Another distinct example of this approach is seen in Billy Barker is Shy (2005), based on Daniel's childhood visit to Barkerville, a 19th century gold mining town turned tourist site in northern British Columbia. This ostensibly pleasant scene or memory and the pastoral countryside imbued with warm colorfulness are deceptive. Upon closer observation, the work evokes a feeling of danger and suffocation by means of a hazy yellow sky and a billowing cloud of smoke rising beyond the horizon and the wooden houses. A possible Israeli counterpart or influence on this work is Sharon Yaaris iconic photograph, Mother and Daughter (Red Hair Band) (2000), in which two figures have their backs turned to the spectator while staring at a blurry landscape. The astonished mother holds her hand to her face but it is unclear whether she is horrified or awed. In an interview with Yaari for Studio magazine, Efrat Shalem calls attention to the delayed tension conveyed in Yaari's works from that period - works of seemingly ordinary landscapes, at once anonymous and recognizable, before which the viewer stands waiting for something to happen. Shalem illustrates the opposing roles of the photograph's components: figures are frozen still within a landscape that is static by nature but seems to be moving in front of them. Yaari's everyday scene is inspiring to the figures depicted in it despite its lack of monumentality or the sublime. While this landscape is familiar to the Israeli viewer from his or her daily life, Daniel's landscapes reverberate from distant memories, known yet foreign, commonly found in travel magazines, postcards and films. Here, Daniel creates a double memory, public and private: of the town itself and of her own experience in it. The features of Pleasantvale are echoed in Barkerville; both are mummified in the famed times of past, blanketed with nostalgic dust and inviting the spectator to embark on a similar journey in time.

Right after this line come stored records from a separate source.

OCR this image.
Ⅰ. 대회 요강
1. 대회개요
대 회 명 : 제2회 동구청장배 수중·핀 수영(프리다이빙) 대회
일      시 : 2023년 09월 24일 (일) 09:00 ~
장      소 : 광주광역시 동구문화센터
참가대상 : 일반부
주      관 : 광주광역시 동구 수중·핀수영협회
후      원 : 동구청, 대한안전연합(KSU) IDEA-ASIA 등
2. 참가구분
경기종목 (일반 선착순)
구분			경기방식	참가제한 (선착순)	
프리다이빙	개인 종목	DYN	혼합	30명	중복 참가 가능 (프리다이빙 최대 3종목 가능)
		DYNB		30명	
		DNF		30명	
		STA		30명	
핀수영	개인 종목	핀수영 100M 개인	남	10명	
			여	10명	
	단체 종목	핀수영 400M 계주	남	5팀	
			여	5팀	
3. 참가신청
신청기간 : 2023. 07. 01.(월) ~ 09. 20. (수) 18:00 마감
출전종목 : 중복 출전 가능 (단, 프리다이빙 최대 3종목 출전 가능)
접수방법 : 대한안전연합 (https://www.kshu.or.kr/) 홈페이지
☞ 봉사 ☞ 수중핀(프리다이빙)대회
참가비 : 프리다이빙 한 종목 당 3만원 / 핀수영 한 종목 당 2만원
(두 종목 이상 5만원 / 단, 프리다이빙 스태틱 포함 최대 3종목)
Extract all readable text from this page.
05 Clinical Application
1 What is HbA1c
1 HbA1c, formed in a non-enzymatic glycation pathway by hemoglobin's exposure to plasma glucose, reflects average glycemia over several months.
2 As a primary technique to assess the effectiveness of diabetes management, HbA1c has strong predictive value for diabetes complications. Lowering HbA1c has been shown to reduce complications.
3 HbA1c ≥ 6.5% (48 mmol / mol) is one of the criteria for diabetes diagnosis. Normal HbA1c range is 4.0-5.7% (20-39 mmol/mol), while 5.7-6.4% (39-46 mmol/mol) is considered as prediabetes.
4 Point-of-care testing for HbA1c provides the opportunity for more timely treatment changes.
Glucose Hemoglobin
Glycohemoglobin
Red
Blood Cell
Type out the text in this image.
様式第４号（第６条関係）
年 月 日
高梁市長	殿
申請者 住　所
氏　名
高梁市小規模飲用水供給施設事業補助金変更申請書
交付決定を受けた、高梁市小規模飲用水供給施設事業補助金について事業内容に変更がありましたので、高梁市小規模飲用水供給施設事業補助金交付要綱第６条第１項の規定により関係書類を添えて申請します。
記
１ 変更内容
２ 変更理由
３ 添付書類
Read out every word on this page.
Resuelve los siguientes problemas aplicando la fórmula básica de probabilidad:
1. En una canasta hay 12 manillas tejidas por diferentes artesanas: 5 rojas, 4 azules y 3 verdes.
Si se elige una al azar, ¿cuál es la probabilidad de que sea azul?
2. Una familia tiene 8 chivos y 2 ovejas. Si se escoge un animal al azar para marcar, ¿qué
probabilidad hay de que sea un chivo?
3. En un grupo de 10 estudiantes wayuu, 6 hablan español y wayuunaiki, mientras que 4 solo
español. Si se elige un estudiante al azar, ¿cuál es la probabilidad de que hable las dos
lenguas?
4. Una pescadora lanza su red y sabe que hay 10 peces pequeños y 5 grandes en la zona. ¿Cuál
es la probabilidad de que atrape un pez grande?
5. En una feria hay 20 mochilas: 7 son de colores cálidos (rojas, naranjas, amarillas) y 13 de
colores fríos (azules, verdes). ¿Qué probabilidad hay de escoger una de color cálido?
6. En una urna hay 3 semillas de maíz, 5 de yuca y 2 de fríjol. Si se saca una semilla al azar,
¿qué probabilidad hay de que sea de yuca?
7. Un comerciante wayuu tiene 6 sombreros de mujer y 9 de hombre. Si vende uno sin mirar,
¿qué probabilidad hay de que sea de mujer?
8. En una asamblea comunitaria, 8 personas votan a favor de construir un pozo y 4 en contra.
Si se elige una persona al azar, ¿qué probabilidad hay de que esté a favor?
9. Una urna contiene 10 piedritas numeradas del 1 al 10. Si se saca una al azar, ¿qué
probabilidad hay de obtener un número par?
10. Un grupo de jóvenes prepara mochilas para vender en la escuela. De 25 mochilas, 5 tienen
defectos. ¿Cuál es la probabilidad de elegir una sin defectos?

In Sinai (2007) and even more prominently in the paintings of the exhibition entitled After, Daniel seems to abandon the distant north and turn to the vastness of Israels dry south and the sands of the Sinai (Sarit Shapira refers to this noticeable shift in her article "North of the South"). The snowy forests are replaced by scenes of soldiers bathing and at playful leisure, stripped of their uniforms and weapons. However, a creeping fear suggests that this may be only a momentary, deceptive ceasefire. Here, the horizon stretches in front of the viewer and the figures themselves seem to control the space in which they are portrayed; though, with their backs turned to the sky and their faces to the ground, they seem to be aware of the sun setting on them and on their days of triumph.
In Evergreen, the wandering gaze is held in check and becomes introverted. If in the past it was drawn to the distant horizon, it now limits itself to clearings surrounded by dense foliage. Daniel creates a warm and familiar environment for her family and herself, a shelter or a hiding place, merging the vastness of the north with the group taking refuge under the safe, evergreen canopy.